Tree layout (hierarchies)¶
problems¶
- important files appear to be buried deep in the structure
- cannot put a file in multiple folders
- cannot name a file with multiple names (tags)
- erroneous structure emerge when file is in related folder, but doesn’t relate to its nesting hierarchy
Graph layout¶
Graph layout resolves all above. But it is harder to visualize. Existing graph visualizations share some common problems:
problems¶
- Too many nodes. This usually makes sense only to show a big picture, like on mindmap. But labels quickly become unreadable with scale.
- Too many neighbors. There are some nodes highly interconnected with others, like group definition. Showing all its linked nodes always makes those crowded inflorescences.
- Too many links. Unlike hierarchies, graph nodes are free to connect to any other nodes. Visually this always becomes a hairball, in which crosslinks goes as strikes across other nodes.
- Scattered related nodes.
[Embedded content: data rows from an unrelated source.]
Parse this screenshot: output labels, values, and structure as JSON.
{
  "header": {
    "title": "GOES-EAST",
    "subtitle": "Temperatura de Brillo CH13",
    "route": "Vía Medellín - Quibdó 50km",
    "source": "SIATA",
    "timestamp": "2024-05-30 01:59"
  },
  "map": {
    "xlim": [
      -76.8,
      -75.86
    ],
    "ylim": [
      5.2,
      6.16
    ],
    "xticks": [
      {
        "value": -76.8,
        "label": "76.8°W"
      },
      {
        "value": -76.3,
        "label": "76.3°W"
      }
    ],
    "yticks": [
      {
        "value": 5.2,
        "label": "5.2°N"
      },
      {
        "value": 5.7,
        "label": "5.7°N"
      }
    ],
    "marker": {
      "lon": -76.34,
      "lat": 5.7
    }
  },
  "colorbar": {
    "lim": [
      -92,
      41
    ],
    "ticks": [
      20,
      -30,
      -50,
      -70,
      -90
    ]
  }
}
Good layouts may resolve some issues from above revealing clusters of information. But it’s not rare when node is related to multiple clusters.
- Spatial stability in dynamics. Once graph is drawn and navigation starts, user memorizes the spatial mental map. That’s how our brain works. Revealing new nodes, collapse / expand, hide actions change the graph substantially. And if layout of nodes which stay changes too much graph would seem to be a new one with complete loss of context and relatedness with previous state.
Solutions¶
We addressed these issues with the corresponding set of techniques:
too many nodes¶
- define context: any item can be found with no more than 5 links to others and usually 2 or 3. So working in certain context wouldn’t need many nodes to show.
- filtering by links to group nodes
too many neighbors¶
- show only first N neighbors (connected nodes) ordered by link weight (nodes relatedness). It may be any other user defined criteria, like popularity or rank.
- show neighbors in separate scrollable list view
too many links¶
- highlight selection links (partial solution)
- show graph as a tree starting at current context (selected node / nodes)
- place related nodes nearby and duplicate those which need to be placed in multiple clustered areas
spatial stability in dynamics¶
- persist nodes positions
- let the user manually change position and fix it
- layout nodes depending on previous position, preserving overal shapes of clusters and minimizing individual nodes shift.